Cortés-Acosta sigue esa estela, aunque con un estilo completamente diferente. Romero era explosividad pura, atletismo sobrehumano, una potencia que dejaba boquiabiertos a los analistas. Waldo es más técnico, más pausado, más estratega. Pero los dos comparten esa capacidad para rendir al más alto nivel que se le presupone a cualquier deportista de élite cubano que ha pasado por los sistemas de entrenamiento de la isla.

No son los únicos cubanos que han intentado abrirse paso en el MMA, pero sí los que han llegado más lejos en el UFC. Eso dice algo del nivel que hay que tener para llegar a esa organización, y algo también del carácter que parece común en los deportistas que salen de Cuba con la determinación de triunfar en otro país, en otro deporte, en otro idioma.

¿Puede Waldo Cortés-Acosta pelear por el cinturón de semipesados del UFC?

Es la pregunta del millón. Y la respuesta honesta es: depende de que siga ganando. En el UFC, la conversación sobre peleas por el título la marcan los números, la popularidad y los resultados. Cortés-Acosta tiene los resultados. La popularidad va creciendo, especialmente entre la comunidad hispana que lleva años buscando referentes propios en la organización más importante del MMA mundial.
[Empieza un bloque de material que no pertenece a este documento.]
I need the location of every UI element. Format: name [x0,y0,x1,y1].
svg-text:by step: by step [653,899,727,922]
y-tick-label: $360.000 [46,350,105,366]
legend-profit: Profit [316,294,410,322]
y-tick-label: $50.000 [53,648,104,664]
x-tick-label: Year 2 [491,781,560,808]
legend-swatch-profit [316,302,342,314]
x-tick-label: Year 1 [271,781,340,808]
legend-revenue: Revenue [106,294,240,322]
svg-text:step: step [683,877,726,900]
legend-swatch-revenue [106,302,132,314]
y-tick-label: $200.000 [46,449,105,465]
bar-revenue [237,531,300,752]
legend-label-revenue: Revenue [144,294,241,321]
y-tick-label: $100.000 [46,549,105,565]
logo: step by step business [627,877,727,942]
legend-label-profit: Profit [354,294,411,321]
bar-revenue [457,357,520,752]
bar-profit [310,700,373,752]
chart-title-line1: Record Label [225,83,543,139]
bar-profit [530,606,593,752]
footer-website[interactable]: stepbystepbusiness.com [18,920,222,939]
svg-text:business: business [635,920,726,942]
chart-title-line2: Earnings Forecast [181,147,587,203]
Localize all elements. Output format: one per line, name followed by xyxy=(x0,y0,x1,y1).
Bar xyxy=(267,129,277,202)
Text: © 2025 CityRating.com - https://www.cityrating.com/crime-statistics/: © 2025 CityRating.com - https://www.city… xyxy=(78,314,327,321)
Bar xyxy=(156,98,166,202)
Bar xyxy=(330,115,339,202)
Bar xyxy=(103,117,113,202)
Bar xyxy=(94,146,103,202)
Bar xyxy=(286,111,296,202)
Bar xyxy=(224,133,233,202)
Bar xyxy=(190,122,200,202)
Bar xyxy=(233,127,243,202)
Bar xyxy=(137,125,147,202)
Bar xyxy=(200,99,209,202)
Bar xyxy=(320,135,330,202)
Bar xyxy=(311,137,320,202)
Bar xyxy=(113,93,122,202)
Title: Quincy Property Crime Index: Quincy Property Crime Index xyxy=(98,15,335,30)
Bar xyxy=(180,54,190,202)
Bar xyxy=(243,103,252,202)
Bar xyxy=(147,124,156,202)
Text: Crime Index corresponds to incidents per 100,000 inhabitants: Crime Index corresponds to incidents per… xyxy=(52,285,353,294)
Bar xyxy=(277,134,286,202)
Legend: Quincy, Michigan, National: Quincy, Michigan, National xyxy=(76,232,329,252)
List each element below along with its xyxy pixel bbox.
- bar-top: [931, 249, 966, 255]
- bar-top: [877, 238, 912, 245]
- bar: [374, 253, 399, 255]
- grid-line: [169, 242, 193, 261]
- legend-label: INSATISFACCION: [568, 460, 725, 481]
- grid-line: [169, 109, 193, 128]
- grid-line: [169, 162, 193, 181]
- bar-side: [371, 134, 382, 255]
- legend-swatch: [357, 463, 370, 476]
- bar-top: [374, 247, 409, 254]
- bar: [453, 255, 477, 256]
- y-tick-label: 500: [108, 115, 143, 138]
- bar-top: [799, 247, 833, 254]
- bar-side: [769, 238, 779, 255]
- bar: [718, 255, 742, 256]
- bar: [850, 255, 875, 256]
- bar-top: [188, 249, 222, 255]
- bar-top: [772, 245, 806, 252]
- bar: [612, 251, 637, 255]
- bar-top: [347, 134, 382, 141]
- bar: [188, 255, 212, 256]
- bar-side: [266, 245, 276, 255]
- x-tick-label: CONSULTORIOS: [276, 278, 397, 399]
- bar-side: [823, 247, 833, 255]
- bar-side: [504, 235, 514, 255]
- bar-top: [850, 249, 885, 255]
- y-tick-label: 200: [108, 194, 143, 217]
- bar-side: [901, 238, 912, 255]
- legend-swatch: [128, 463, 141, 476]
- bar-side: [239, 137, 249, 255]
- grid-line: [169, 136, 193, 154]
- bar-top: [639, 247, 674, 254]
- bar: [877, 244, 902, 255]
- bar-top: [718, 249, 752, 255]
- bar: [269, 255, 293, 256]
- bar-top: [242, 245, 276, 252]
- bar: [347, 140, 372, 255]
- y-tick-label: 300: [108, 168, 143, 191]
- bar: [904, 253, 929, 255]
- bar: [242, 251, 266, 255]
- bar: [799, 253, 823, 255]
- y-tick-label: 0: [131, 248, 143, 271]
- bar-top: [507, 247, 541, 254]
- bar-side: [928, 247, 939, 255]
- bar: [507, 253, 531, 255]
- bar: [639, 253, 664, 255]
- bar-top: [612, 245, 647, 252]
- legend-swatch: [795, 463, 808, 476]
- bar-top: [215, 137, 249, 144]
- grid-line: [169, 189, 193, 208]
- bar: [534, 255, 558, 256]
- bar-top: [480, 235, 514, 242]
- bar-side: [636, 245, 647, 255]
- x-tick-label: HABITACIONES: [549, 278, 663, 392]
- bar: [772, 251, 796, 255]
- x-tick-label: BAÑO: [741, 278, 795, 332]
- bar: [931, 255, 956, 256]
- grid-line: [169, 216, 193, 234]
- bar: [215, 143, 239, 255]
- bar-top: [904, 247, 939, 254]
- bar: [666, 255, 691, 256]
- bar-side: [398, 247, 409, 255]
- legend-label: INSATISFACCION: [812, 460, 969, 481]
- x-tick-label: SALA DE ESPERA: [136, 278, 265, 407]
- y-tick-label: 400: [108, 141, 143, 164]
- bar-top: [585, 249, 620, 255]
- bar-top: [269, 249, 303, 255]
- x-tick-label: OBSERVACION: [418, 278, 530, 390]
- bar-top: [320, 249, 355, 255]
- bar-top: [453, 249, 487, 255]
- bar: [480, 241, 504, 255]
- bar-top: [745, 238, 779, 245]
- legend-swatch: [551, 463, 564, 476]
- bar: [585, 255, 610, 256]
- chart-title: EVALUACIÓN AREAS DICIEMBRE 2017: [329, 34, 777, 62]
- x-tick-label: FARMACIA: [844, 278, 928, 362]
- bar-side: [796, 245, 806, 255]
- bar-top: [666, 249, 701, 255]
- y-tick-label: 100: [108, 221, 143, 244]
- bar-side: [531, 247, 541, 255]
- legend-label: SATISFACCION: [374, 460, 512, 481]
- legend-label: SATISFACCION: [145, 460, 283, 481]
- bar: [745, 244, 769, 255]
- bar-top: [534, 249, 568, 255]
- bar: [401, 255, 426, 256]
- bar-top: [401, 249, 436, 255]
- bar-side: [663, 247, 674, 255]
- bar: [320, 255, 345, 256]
Para que el cubano entre en esa conversación de forma definitiva, necesita victorias frente a los nombres que están justo por encima de él en el ranking. Una o dos victorias convincentes frente a los tres o cuatro primeros de la división lo pondrían en el punto de no retorno, en esa posición en la que el UFC no tiene más excusas para darte la pelea por el oro.

El contexto también ayuda. Si la división sigue sin tener un campeón que domine de forma clara durante mucho tiempo, las puertas se abren más para los peleadores que están en ese rango del top 5 al top 10. Y Waldo, a la altura de 2025, ya está en esa zona de influencia donde cualquier resultado puede catapultarte o hundirte.

Lo que nadie puede negar es que el viaje ha sido extraordinario. De los diamantes de béisbol en La Habana al octágono del UFC, con todo lo que eso implica: cambio de país, cambio de deporte, aprender un idioma, adaptarse a una cultura diferente, construir una carrera desde cero en uno de los deportes más competitivos del planeta. Eso no lo hace cualquiera. Y ese fondo de historia, esa autenticidad de quien ha tenido que pelear de verdad para llegar donde está, es también parte de lo que hace a Waldo Cortés-Acosta un peleador que merece seguir de cerca.